Texte établi par Ferenczi et fils, éditeurs, L’Imprimerie de Sceaux (p. 87-94).

CHAPITRE IX


E t chaque soir, pendant une semaine, comme les autres, il fit son métier. Mais la passivité n’était pas possible à cette nature insurgée. Amer et contenu, sa rage seule l’empêchait de tomber dans le découragement.

La matinée du jeudi lui plut, parce que ce jour-là passa plus vite que les autres. Le reste du temps, l’après-midi le voyait désemparé, ne sachant où mener sa vie.

Il écrivit à la vieille Hortense ; puis il fit des vers, des vers qui eussent, comme jadis, épouvanté sa mère. Ils étaient aux couleurs de sa nouvelle existence. Des clowns y dialoguaient avec le destin. Le public y jouait le rôle des Augustes. Des chevaux y écartelaient tout le beau monde des loges. Celui qui portait Irénée, devenu ailé, sortait par le vitrage et chargeait avec les nuages d’orage. Ou bien la Mort, déguisée en pitre, engageait tous les squelettes cachés de l’assistance, cet ossuaire, à rejeter leurs peaux pour sautiller sur la piste, aux sons de l’accordéon.

Il erra deux fois du côté du manège, et n’y entra pas. Il boudait le Cirque et tout ce qui touchait au Cirque. Il se demanda s’il ne tenterait pas de retourner chez Mme Maletier, fit le projet d’aller voir Albertine, et n’y alla point.

Le samedi soir, comme il descendait aux écuries, venant de mettre son costume, à peu près un quart d’heure avant la représentation, il se trouva face à face avec Johny John.

« Hello, boy… » Un grand rire ; une main qui s’abat sur son épaule et la secoue.

What is the matter ? Vous n’avez pas l’air d’être un heureux garçon !

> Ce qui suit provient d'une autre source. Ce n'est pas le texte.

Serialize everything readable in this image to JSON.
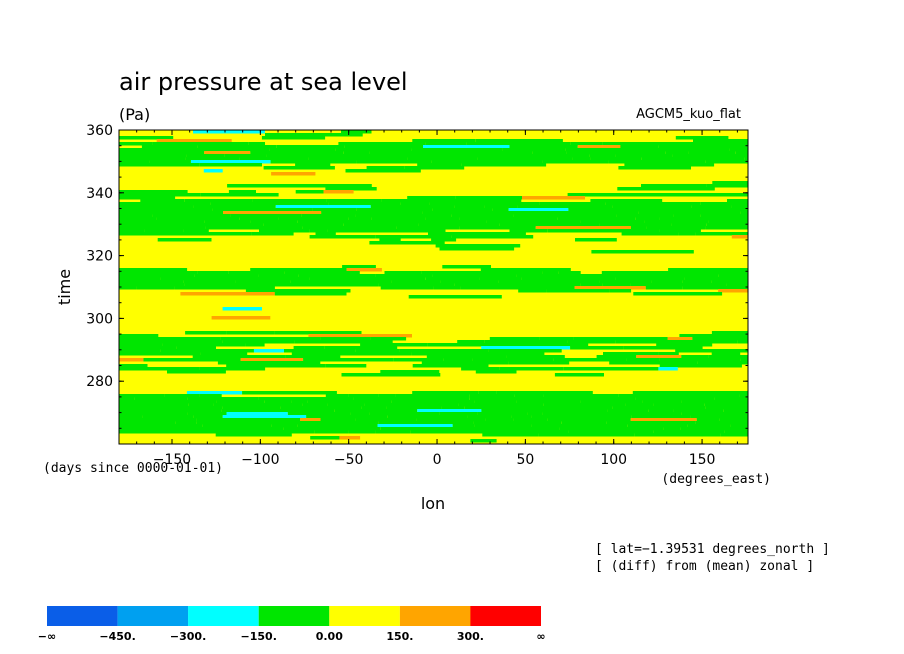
{
  "chart_data": {
    "type": "heatmap",
    "title": "air pressure at sea level",
    "subtitle": "(Pa)",
    "model": "AGCM5_kuo_flat",
    "xlabel": "lon",
    "xunits": "(degrees_east)",
    "ylabel": "time",
    "yunits": "(days since 0000-01-01)",
    "xlim": [
      -180,
      176
    ],
    "ylim": [
      260,
      360
    ],
    "xticks": [
      -150,
      -100,
      -50,
      0,
      50,
      100,
      150
    ],
    "xtick_labels": [
      "−150",
      "−100",
      "−50",
      "0",
      "50",
      "100",
      "150"
    ],
    "yticks": [
      280,
      300,
      320,
      340,
      360
    ],
    "ytick_labels": [
      "280",
      "300",
      "320",
      "340",
      "360"
    ],
    "info_lines": [
      "[ lat=−1.39531 degrees_north ]",
      "[ (diff) from (mean) zonal ]"
    ],
    "colorbar": {
      "colors": [
        "#0a5ee8",
        "#00a0f0",
        "#00ffff",
        "#00e600",
        "#ffff00",
        "#ffa500",
        "#ff0000"
      ],
      "labels": [
        "−∞",
        "−450.",
        "−300.",
        "−150.",
        "0.00",
        "150.",
        "300.",
        "∞"
      ]
    },
    "dominant_classes": [
      "-150 to 0",
      "0 to 150"
    ],
    "occasional_classes": [
      "-300 to -150",
      "150 to 300"
    ]
  }
}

Ce beau petit cosaque aux yeux bleus, certes, ce n’est pas un fellow comme tous ceux qu’on voit dans la vie foraine. Il s’agit sans doute de ne pas le laisser se décourager, sans quoi, comme il est venu, tout à coup, un soir, il s’en ira sans laisser de ses nouvelles.

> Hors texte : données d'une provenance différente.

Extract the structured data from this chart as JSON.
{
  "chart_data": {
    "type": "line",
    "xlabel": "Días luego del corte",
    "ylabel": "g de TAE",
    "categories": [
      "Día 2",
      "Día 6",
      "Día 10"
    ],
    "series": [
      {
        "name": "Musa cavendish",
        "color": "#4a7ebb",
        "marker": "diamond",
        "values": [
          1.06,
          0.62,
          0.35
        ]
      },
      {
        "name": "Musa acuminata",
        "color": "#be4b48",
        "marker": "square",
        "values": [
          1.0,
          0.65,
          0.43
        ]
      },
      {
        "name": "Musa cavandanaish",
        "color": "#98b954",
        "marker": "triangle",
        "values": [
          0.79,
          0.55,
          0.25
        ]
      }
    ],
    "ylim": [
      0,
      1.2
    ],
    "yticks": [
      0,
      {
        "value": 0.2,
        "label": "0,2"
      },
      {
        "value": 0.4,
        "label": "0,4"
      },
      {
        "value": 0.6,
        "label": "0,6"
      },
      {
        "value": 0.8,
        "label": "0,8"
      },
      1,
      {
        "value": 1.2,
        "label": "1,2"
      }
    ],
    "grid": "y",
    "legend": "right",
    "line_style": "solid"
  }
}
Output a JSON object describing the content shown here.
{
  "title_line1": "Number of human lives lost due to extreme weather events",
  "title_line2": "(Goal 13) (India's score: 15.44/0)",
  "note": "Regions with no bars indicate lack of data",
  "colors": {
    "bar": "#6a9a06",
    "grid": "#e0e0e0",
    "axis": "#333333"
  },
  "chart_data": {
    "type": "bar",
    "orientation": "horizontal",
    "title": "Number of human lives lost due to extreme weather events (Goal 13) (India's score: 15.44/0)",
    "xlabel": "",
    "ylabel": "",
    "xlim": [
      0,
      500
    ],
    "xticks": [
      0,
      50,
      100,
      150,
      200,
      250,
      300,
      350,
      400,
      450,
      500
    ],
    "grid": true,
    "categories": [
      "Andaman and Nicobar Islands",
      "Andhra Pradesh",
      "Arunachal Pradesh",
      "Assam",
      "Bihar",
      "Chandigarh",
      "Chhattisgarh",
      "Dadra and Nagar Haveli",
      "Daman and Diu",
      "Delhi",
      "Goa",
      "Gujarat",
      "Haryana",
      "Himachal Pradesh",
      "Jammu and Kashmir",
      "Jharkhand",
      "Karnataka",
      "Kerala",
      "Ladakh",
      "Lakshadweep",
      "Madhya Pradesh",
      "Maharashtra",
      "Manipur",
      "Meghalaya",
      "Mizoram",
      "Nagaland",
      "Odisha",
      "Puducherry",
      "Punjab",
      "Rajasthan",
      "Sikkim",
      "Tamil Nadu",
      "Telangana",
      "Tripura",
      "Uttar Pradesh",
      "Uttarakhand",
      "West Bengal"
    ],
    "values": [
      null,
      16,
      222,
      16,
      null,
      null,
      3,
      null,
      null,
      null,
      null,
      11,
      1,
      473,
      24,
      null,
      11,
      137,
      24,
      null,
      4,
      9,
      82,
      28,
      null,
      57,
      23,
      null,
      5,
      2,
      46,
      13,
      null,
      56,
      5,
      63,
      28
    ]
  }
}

— Vous savez, lad, je vous ai regardé faire ! C’est réellement bon, votre travail. Maintenant que vous avez subi l’épreuve, nous allons penser à de nouvelles choses. La semaine prochaine, le programme change. Mais vous, vous restez. Seulement vous passerez en numéro trois, avec trente francs au lieu de vingt. Et pendant ce temps-là, nous allons établir une nouvelle performance avec Dick comme second cosaque. Je l’aurais fait plus tôt si l’imbécile n’avait eu ce coup à la jambe qui le rend boiteux. Mais il sera guéri en temps. À partir de lundi, nous travaillerons au manège.

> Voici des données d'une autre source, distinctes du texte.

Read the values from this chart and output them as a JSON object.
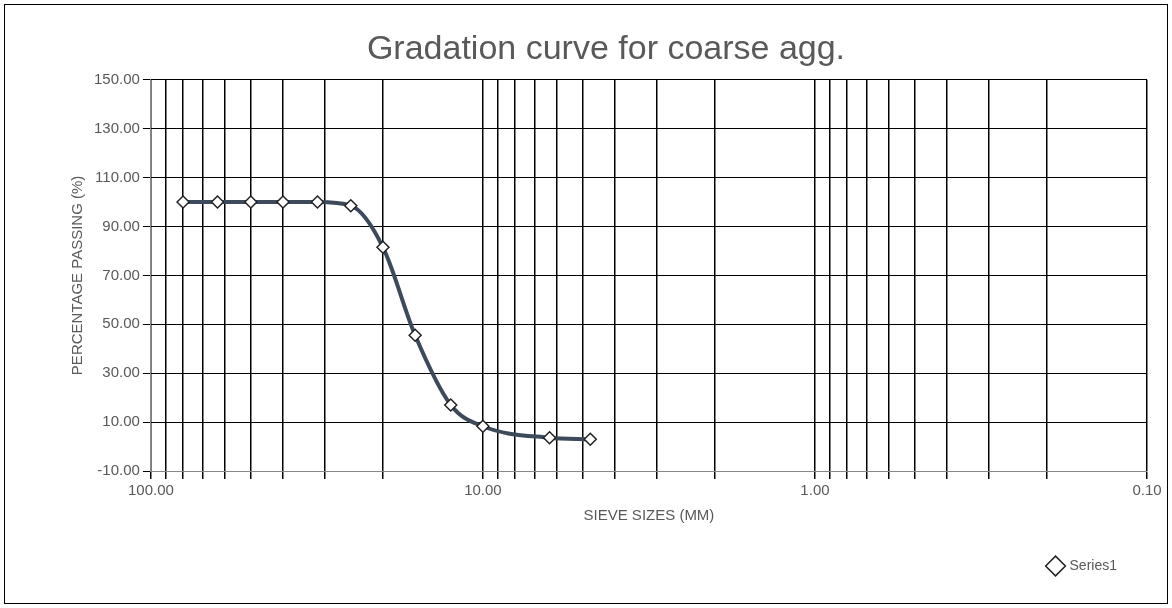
{
  "chart_data": {
    "type": "line",
    "title": "Gradation curve for coarse agg.",
    "xlabel": "SIEVE SIZES (MM)",
    "ylabel": "PERCENTAGE PASSING (%)",
    "x": [
      80,
      63,
      50,
      40,
      31.5,
      25,
      20,
      16,
      12.5,
      10,
      6.3,
      4.75
    ],
    "series": [
      {
        "name": "Series1",
        "color": "#3c4a5c",
        "values": [
          100,
          100,
          100,
          100,
          100,
          98.5,
          81.5,
          45.5,
          17,
          8.3,
          3.6,
          3
        ]
      }
    ],
    "log": "x",
    "xlim": [
      100,
      0.1
    ],
    "xticks": [
      {
        "value": 100,
        "label": "100.00"
      },
      {
        "value": 90,
        "label": null
      },
      {
        "value": 80,
        "label": null
      },
      {
        "value": 70,
        "label": null
      },
      {
        "value": 60,
        "label": null
      },
      {
        "value": 50,
        "label": null
      },
      {
        "value": 40,
        "label": null
      },
      {
        "value": 30,
        "label": null
      },
      {
        "value": 20,
        "label": null
      },
      {
        "value": 10,
        "label": "10.00"
      },
      {
        "value": 9,
        "label": null
      },
      {
        "value": 8,
        "label": null
      },
      {
        "value": 7,
        "label": null
      },
      {
        "value": 6,
        "label": null
      },
      {
        "value": 5,
        "label": null
      },
      {
        "value": 4,
        "label": null
      },
      {
        "value": 3,
        "label": null
      },
      {
        "value": 2,
        "label": null
      },
      {
        "value": 1,
        "label": "1.00"
      },
      {
        "value": 0.9,
        "label": null
      },
      {
        "value": 0.8,
        "label": null
      },
      {
        "value": 0.7,
        "label": null
      },
      {
        "value": 0.6,
        "label": null
      },
      {
        "value": 0.5,
        "label": null
      },
      {
        "value": 0.4,
        "label": null
      },
      {
        "value": 0.3,
        "label": null
      },
      {
        "value": 0.2,
        "label": null
      },
      {
        "value": 0.1,
        "label": "0.10"
      }
    ],
    "ylim": [
      -10,
      150
    ],
    "yticks": [
      {
        "value": -10,
        "label": "-10.00"
      },
      {
        "value": 10,
        "label": "10.00"
      },
      {
        "value": 30,
        "label": "30.00"
      },
      {
        "value": 50,
        "label": "50.00"
      },
      {
        "value": 70,
        "label": "70.00"
      },
      {
        "value": 90,
        "label": "90.00"
      },
      {
        "value": 110,
        "label": "110.00"
      },
      {
        "value": 130,
        "label": "130.00"
      },
      {
        "value": 150,
        "label": "150.00"
      }
    ],
    "grid": true,
    "legend": "bottom right",
    "marker": "diamond",
    "line_style": "solid"
  }
}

Que de nouvelles à la fois ! Le cow-boy ne laisse pas au petit le temps de respirer.

— Est-ce que vous savez que je fonde de grands espoirs sur vous ?

Irénée haussa les épaules, ironique, parfaitement désabusé.

— Sur moi, vraiment ?

— Écoutez ! Vous êtes brave, vous êtes souple, et vous voilà entraîné. Il n’y a que vous qui ferez convenablement les choses auxquelles je pense depuis longtemps. Moi, je suis trop gros, trop vieux, et Dick n’est pas assez beau. Il faut être beau, vous le savez, pour certains numéros à cheval, exactement comme pour travailler avec les lions.

— Ah !…

— Oui. Ce sont les lois du cirque. Well ! Je sais que vous viendrez plus vite qu’un autre à bout de l’affaire à laquelle je pense. C’est une suite de tours vraiment prodigieux.

— Quels tours ?

— Vous le saurez. C’est vous qui devez faire ça.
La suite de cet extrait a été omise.